Yann PIVAIN commence son intervention en rappelant que les premiers projets d’agroforesterie datent de 2008-2010. Initialement, on implantait des haies dans le but de favoriser la régulation naturelle des bioagresseurs et lutter contre l’érosion. On ne mettait pas en avant l’intérêt des arbres dans l’adaptation et l’atténuation du changement climatique, telle-que la séquestration du carbone, et l’amélioration de la qualité des eaux souterraines. Christian DUPRE, chercheur à l’Inrae, introduit dans son livre la notion d’arbres intra parcellaires.
Pour réussir dans l’agroforesterie, il faut d’abord s’assurer que l’arbre va pouvoir s’implanter en profondeur. C’est le travail des cultures qui va obliger les racines de l’arbre à descendre en profondeur. Si les arbres sont en concurrence vis-à-vis de la lumière, comme dans une forêt par exemple, les racines vont rester en surface. Ensuite, il faut tailler les arbres tous les ans et planter exclusivement des feuillus. Il est montré que le rendement de la culture est maintenu avec 30 arbres par hectare. La perte de rendement en plantant 50 arbres par hectare reste faible.
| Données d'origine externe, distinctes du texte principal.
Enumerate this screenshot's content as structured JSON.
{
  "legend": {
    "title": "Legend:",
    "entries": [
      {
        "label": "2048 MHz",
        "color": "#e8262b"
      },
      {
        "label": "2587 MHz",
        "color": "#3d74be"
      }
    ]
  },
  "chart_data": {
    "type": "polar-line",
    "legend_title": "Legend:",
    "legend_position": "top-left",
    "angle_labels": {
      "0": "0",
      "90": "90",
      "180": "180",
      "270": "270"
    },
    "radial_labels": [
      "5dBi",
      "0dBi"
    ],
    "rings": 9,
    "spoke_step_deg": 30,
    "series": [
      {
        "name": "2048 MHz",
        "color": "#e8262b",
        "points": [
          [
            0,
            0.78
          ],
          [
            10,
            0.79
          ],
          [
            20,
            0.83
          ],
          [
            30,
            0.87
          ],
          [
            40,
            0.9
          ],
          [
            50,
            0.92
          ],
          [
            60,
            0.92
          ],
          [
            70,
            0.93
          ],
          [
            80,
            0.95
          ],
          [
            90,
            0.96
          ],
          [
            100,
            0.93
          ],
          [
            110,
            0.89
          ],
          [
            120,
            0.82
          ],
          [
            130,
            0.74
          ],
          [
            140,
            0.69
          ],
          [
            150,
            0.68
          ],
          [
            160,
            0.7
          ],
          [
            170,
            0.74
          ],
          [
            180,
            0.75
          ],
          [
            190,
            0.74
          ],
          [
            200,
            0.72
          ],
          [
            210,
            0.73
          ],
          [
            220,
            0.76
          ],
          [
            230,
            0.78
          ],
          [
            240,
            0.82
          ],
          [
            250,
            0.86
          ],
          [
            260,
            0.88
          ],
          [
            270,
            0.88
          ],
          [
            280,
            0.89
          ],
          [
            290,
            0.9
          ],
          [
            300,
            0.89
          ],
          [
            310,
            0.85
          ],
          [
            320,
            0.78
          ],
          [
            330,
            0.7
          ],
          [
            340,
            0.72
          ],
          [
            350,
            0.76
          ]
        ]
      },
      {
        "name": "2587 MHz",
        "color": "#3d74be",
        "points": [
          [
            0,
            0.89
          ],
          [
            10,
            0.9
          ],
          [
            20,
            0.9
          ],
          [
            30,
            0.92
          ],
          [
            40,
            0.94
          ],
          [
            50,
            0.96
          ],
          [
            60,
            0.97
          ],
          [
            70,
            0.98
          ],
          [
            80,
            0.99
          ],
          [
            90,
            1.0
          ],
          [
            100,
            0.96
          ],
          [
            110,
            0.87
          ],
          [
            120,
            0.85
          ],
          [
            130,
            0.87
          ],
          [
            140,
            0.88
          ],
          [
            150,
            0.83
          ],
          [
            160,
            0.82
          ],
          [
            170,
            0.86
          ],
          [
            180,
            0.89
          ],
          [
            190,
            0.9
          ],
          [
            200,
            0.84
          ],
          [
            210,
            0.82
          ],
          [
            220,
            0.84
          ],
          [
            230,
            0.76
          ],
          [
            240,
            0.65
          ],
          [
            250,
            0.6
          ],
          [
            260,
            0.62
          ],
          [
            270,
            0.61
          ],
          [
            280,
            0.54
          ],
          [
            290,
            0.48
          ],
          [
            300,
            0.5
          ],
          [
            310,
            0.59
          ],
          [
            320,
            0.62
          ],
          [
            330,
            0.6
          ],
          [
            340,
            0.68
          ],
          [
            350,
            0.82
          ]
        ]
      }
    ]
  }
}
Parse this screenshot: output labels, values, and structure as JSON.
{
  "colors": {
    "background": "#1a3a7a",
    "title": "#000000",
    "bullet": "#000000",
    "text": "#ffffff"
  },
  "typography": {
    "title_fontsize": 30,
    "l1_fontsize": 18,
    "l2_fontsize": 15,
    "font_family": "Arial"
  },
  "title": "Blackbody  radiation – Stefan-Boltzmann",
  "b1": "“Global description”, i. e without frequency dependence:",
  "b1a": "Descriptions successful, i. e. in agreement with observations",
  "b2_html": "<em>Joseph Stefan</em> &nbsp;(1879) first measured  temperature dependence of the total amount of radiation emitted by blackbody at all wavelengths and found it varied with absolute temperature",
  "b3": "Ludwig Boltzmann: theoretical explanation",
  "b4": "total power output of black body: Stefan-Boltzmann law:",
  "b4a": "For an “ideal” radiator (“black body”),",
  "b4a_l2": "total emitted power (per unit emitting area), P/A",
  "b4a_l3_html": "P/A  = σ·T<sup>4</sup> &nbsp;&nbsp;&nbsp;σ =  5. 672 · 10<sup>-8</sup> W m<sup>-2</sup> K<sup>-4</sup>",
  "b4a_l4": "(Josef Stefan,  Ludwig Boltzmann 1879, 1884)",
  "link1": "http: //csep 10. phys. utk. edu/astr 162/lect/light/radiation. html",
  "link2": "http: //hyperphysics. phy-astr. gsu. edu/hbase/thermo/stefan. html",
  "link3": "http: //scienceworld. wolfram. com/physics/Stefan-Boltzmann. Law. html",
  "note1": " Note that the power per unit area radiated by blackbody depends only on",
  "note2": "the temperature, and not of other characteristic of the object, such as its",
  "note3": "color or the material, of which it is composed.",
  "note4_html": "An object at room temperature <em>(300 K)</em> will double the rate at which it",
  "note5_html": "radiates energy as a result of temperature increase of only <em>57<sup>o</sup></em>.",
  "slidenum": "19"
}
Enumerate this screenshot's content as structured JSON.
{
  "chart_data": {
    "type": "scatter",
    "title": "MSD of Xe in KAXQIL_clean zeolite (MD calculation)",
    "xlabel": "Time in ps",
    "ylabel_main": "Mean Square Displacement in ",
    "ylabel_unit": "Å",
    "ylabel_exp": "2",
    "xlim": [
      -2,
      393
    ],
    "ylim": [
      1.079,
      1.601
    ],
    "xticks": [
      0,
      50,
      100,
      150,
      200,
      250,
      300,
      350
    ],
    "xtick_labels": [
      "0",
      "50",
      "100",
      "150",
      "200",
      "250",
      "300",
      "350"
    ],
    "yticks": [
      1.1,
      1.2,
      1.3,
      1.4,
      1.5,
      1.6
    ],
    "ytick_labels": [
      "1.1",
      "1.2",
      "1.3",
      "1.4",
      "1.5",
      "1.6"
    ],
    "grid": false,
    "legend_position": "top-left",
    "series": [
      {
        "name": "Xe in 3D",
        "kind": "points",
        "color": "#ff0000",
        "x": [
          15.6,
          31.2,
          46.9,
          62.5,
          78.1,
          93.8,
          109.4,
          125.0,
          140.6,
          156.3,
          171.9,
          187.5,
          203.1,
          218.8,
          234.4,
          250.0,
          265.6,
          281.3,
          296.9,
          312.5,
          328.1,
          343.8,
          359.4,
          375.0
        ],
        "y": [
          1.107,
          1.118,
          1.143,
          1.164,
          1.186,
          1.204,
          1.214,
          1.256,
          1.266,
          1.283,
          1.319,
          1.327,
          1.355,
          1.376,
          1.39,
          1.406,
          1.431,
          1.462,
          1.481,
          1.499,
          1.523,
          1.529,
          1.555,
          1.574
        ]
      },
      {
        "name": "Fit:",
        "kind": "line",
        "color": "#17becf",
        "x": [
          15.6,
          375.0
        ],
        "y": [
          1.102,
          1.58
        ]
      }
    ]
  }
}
L’agroforesterie présente de nombreux avantages comme la résilience face au changement climatique. L’association ADAN a d’ailleurs été lauréate des Trophées de l’adaptation au changement climatique Life ARTISAN en 2024 dans la catégorie « Adaptation des filière économiques ». Les mycorhizes qui se développent au niveau des racines permettent aux arbres de mieux résister à la sécheresse en allant chercher plus en profondeur. De plus, les arbres présents dans la parcelle permettent de baisser la température, jusqu’à 6°C en cas de fortes chaleur. En plus de baisser la température dans les parcelles, utile lors de périodes caniculaires, l’agroforesterie améliore le bien-être animal. Evalué avec l’indicateur THI (température / hygrométrie), cet indicateur est corrélé avec la production de lait. En effet, si le bien-être animal est impacté, la baisse de production de lait peut atteindre 4L par jour pour une vache laitière. Yann PIVAIN est un observateur du réseau ENI, Effets Non Intentionnels. L’objectif de ce réseau est d’évaluer l’impact des pratiques agricoles sur la biodiversité. Dans les parcelles en agroforesterie, la proportion des coléoptères auxiliaires par rapport aux coléoptères ravageurs est plus importante par rapport aux parcelles sans arbres. Il est important de noter quelques points de vigilance. Planter des arbres prend du temps en implantation et en entretien (surtout les 3 premières années), a un coût et fait perdre de la surface. Dans les prairies, la proportion de légumineuses est plus faible à proximité des arbres. Tous les 5 ans, les règles de la PAC pour compter les arbres changent. Il est donc difficile de composer avec cette contrainte réglementaire. Tous ces aspects négatifs de l’agroforesterie sont compensés par tous les avantages que procurent les arbres dans les parcelles.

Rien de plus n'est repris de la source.